Bid’ah terbagi kepada dua bagian, sebagaimana dipahami dari hadits ‘Aisyah -semoga Allah meridlainya-, ia berkata: Rasulullah bersabda yang maknanya: “Barang siapa berbuat sesuatu yang baru dalam syariat ini yang bukan bagian darinya, maka ia tertolak”.
       Bagian pertama: Bid’ah Hasanah, juga dinamakan Sunnah Hasanah yaitu sesuatu yang baru yang sejalan dengan al Qur’an dan Sunnah.
       Bagian kedua: Bid’ah Sayyi’ah, juga dinamakan Sunnah Sayyi’ah yaitu sesuatu yang baru yang menyalahi al Qur’an dan sunnah.
       Pembagian bid’ah ini, juga dapat dipahami dari hadits Jarir ibn Abdillah al-Bajali -- semoga Allah meridlainya--, berkata: Bersabda Rasulullah yang maknanya: “Barang siapa merintis (memulai) dalam agama Islam sunnah (perbuatan) yang baik maka baginya pahala dari perbuatan tersebut juga pahala dari orang yang melakukannya (mengikutinya) tanpa berkurang sedikitpun dari pahala mereka, dan barang siapa merintis dalam Islam sunnah buruk maka baginya dosa dari perbuatan tersebut juga dosa dari orang yang melakukannya (mengikutinya) tanpa berkurang dari dosa-dosa mereka sedikitpun”. (H.R. Muslim).
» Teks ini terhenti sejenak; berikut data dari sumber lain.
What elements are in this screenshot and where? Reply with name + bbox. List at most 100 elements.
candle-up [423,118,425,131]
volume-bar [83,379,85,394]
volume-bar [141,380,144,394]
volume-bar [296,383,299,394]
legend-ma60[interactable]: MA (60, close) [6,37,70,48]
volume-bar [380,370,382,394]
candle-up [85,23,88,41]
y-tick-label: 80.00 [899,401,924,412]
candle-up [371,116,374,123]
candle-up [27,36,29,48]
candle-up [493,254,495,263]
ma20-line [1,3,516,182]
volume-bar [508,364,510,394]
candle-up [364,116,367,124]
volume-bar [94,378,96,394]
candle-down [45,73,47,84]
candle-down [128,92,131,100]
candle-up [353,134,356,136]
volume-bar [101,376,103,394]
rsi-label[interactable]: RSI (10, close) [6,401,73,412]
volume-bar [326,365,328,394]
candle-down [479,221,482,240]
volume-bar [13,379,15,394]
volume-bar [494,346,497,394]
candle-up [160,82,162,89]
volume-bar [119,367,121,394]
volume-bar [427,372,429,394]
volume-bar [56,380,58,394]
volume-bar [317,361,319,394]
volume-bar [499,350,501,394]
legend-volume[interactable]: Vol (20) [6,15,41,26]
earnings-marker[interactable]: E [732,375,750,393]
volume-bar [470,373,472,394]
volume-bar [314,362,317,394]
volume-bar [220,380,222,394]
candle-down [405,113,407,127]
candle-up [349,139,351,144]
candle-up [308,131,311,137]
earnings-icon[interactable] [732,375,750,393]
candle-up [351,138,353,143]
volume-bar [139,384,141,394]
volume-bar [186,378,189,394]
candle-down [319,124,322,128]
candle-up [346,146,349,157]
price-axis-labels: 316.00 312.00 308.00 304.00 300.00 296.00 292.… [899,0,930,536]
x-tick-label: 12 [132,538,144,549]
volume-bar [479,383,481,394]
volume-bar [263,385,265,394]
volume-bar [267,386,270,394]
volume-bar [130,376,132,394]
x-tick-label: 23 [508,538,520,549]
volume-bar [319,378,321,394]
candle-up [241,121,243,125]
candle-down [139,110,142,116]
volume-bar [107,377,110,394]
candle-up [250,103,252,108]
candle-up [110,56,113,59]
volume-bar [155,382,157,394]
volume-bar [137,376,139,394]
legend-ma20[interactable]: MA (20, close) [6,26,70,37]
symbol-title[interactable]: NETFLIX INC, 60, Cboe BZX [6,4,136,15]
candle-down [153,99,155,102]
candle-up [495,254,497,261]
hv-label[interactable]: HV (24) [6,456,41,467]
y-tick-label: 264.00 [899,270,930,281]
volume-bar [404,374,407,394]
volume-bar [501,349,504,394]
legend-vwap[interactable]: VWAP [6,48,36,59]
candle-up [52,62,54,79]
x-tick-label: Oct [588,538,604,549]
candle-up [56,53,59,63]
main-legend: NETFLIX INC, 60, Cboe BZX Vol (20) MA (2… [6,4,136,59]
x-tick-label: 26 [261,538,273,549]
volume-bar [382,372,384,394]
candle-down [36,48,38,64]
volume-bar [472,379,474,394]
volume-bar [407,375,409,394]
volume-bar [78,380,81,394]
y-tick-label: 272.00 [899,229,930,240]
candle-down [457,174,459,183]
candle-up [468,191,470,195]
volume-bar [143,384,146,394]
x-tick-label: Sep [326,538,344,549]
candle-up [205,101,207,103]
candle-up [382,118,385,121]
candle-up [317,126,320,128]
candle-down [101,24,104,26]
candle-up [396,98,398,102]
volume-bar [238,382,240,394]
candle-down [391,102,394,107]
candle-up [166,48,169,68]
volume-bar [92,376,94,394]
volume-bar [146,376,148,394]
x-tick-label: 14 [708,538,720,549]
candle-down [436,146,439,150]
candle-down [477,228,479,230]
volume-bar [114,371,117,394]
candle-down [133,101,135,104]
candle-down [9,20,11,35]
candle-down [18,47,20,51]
      Contoh bagian pertama: Peringatan maulid nabi di bulan rabi’ul awal. Orang yang pertama kali mengadakan maulid nabi ini adalah raja al-Mudzaffar penguasa Irbilia (Iraq) pada abad 7 hijriyah. Pembuatan titik-titik dalam (huruf-huruf) al Qur’an oleh Yahya bin Ya’mur, salah seorang tabi’i yang agung. Beliau adalah seorang yang alim dan bertaqwa, perbuatan beliau ini disepakati oleh para ulama dari ahli hadits dan ulama lainnya, mereka
menganggap baik hal ini sekalipun Mushhaf tersebut tidak memakai titik saat Rasulullah mendiktekannya kepada para penulis wahyunya. Begitu pula Utsman ibn ‘Affan ketika menyalin mushhaf yang lima atau enam tidak dengan titik-titik (pada huruf–hurufnya), dan dari saat itulah semua orang Islam hinggga kini selalu memakai titik dalam penulisan hurufhuruf al Qur’an. Apakah hal ini harus dikatakan bid’ah sesat sebab Rasul tidak pernah melakukannya?. Jika masalahnya demikian maka hendaklah mereka meninggalkan mushhaf-mushhaf tersebut dan menghilangkan titik-titiknya hingga seperti pada masa Utsman. Abu Bakr ibn Abi Dawud, penulis kitab Sunan, dalam karyanya kitab al-mashahif berkata: orang yang pertama kali membuat titik dalam mushhaf adalah Yahya bin Ya’mur, salah seorang ulama dari kalangan tabi’in yang mengambil riwayat dari sahabat Abdullah ibn Umar dan lainya.
      Contoh bagian kedua: Hal-hal yang baharu dalam masalah aqidah, seperti bid’ahnya golongan Mu’tazilah, Khawarij dan mereka yang menyalahi apa yang telah menjadi keyakinan para sahabat nabi. Contoh lainnya ceperti penulisan shad ( ص) setelah nama nabi sebagai pengganti Shallallahu ‘Alaihi Wasallam. Padahal para ahli hadits telah menetapkan dalam kitab-kitab musthalah al-hadits bahwa menuliskan shad ( ص) saja setelah penulisan nama nabi adalah makruh, namun begitu mereka tidak sampai mengharamkannya. Dengan demikian dari manakah mereka yang berlebih- lebihan dan membuat kegaduhan
mengatakan bahwa perayaan maulid nabi adalah bid’ah yang diharamkan dan bahwa bershalawat atas nabi setelah adzan adalah bid’ah yang diharamkan, dengan alasan bahwa Rasulullah dan atau para sahabatnya tidak pernah melakukannya?!.
Hal yang serupa juga merubah nama Allah menjadi “Aah” atau yang sejenisnya yang banyak dilakukan oleh mereka yang mengaku-aku pengikut tharekat. Maka dari itu Imam Syafi’i semoga --Allah meridlainya-- berkata: “Hal-hal yang baru dalam masalah agama ada dua bagian. Pertama, perkara baru yang menyalahi al Qur’an, sunnah, ijma’ atau atsar, inilah bid’ah yang sesat. Kedua, perkara baru yang baik yang tidak menyalahi al Qu’an, sunnah, maupun ijma’, inilah perkara yang baru yang tidak tercela”.Diriwayatkan al Baihaqi dengan sanadnya dalam kitabnya Manaqib as Syafi’i.
       Pembagian Bid'ah yang dibagi oleh Imam Syafi'i di atas adalah sebuah kaidah yang beliau fahami dari nash-nash hadits tentang bid'ah-tentunya beliau lebih faham dari kita tentang maksud hadits-hadits itu-, sehingga kita tidak terburu-buru mengklaim bahwa semua bid'ah adalah sesat tanpa meneliti telebih dahulu, apakah ia bertentangan dengan Al-qur'an atau tidak?!!.